Draw up a budget and stick to it
When planning your financial future, you must know where your money is going and how much you have. It's still the best way of becoming "rich." Simple, but effective! Your income must cover or, better yet, exceed your spending and your savings, including your savings for a special project, your investments and your RRSPs. If this isn't your case, you must make some choices. The hardest part will be to stick to them.
Prepare a balance sheet
Do you know your net worth? To know where you are in terms of reaching your objectives, have a look at your financial situation at least once a year. You will thus be able to see the growth of your wealth or, if the opposite is true, at least you'll see what measures you'll have to take to correct the situation, like changing the composition of your investment portfolio.
Think of yourself
It's a great start to the year and it feels good! Reserve a portion of your budget just for you. Set some money aside to buy yourself a little something special and pay for it in cash, thereby avoiding the “debt trap” because of the all-too-easy access to credit.
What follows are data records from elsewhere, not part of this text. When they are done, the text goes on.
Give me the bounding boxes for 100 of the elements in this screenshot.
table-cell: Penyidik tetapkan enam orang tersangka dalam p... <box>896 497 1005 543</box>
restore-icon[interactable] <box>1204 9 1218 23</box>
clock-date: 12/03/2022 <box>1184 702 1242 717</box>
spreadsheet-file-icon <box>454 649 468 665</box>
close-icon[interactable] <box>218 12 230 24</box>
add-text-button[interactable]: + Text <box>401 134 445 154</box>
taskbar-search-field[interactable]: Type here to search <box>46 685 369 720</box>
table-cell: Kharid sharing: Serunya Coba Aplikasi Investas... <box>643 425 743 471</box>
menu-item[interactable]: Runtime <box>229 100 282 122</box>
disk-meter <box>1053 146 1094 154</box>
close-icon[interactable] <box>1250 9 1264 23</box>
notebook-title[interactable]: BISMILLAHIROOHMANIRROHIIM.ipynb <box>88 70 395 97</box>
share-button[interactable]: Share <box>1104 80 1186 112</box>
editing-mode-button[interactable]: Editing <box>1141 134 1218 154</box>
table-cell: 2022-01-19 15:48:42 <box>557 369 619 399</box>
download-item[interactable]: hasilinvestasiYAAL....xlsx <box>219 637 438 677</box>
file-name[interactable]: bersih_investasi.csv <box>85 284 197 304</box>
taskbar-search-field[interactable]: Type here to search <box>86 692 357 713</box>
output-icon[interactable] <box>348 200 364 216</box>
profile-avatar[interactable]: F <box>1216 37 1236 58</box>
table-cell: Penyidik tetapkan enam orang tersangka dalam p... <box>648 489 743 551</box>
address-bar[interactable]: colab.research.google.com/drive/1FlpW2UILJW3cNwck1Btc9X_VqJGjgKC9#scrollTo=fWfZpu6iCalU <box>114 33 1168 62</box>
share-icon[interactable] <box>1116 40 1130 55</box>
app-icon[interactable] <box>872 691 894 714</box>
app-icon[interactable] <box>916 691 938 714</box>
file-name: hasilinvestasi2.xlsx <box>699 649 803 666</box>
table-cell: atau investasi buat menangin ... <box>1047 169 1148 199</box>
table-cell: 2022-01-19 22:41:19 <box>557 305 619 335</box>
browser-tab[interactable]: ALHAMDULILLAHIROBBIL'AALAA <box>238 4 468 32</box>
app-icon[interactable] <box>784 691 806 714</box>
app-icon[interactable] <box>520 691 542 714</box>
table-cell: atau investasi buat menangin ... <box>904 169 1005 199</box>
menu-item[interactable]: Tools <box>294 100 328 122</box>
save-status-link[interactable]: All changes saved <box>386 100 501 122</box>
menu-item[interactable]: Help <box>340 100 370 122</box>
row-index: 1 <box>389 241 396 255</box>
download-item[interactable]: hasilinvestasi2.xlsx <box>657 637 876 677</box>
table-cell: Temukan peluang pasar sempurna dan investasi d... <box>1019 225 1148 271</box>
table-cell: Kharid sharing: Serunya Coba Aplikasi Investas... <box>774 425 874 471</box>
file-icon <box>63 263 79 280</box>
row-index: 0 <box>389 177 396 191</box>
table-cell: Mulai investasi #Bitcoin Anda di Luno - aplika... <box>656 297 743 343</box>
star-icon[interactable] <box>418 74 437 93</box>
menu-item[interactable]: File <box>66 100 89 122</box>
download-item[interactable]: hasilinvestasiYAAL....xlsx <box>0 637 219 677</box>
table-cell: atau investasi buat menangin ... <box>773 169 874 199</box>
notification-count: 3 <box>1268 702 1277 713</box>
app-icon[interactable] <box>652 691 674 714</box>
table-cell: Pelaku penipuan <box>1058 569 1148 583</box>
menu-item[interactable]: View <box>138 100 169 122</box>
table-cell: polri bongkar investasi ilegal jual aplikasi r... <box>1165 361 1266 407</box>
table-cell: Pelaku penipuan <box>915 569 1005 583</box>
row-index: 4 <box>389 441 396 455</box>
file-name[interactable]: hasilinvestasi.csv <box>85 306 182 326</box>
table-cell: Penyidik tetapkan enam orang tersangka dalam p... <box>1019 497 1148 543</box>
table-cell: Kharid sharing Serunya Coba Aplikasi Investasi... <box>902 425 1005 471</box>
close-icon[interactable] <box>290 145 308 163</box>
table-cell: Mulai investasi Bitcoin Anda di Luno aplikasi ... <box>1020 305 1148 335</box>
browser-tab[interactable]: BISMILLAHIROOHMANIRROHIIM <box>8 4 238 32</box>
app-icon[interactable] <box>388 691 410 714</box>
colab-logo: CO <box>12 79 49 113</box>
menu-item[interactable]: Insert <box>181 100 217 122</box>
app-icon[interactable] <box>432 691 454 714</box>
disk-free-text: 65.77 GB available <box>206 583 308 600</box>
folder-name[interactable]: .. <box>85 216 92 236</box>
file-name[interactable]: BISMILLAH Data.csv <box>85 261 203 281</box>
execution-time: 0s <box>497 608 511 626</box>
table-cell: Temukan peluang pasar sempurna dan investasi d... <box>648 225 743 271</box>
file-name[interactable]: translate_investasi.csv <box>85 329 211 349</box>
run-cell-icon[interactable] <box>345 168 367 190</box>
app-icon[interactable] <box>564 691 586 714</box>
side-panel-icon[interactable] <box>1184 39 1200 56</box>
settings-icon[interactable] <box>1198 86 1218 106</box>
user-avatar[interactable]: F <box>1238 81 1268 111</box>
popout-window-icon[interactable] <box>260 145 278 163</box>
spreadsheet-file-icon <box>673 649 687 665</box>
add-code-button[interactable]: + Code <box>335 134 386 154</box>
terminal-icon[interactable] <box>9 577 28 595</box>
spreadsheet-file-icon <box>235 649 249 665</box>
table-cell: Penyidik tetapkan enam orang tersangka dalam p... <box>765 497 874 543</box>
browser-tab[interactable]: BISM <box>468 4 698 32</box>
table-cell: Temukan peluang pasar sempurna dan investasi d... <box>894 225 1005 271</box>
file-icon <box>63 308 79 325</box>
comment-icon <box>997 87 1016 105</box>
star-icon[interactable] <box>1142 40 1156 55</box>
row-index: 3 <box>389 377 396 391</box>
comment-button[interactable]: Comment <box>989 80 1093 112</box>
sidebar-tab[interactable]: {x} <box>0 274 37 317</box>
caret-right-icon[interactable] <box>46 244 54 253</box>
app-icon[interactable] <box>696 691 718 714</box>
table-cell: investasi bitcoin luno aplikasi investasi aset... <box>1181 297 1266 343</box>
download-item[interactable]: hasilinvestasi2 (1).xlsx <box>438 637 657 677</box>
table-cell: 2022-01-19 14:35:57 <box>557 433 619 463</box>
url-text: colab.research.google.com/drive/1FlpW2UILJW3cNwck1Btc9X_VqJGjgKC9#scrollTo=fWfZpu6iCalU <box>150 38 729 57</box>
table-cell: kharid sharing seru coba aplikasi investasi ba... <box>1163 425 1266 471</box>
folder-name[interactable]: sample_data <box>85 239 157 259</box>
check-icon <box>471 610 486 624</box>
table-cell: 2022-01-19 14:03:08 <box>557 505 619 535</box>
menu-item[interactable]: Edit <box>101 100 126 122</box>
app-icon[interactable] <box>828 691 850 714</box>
Contribute to your RRSP regularly
Are you the type of person who, on February 28, scrapes the bottom of the barrel to make an RRSP contribution for the previous year? Avoid this last-minute stress by making regular monthly contributions to your RRSP You'll see the financial benefits as your interest accumulates tax-free right from your first payment and you level the acquisition cost of your investments. And on top of this, you'll develop good savings habits.
Protect your loved ones
Are you over-insured, under-insured or badly insured? Reassess your life and health insurance portfolio. Don't hesitate to ask a specialist for help because much too often people take out insurance without taking their family and financial situation into consideration. For example, if you were to die suddenly or become disabled, would your family be able to maintain their lifestyle without having to worry? Also, build up an emergency fund to cover your current expenses for a period of six months. In this way, your financial security will not be threatened should you lose your job or should something unexpected happen.
Teach your children the value of money
Do you feel like you're always doling out money to your kids? For a cell phone, an MP3 player, designer clothes, etc. And these requests aren’t only made during the holiday season, but throughout the year, not to mention the fact that your children are target consumers with easy access to credit. Teach them the value of money. It's the best thing you can do for them (and for yourself too).
Lastly, look on the bright side. Enjoy the good times and stop worrying about the little things.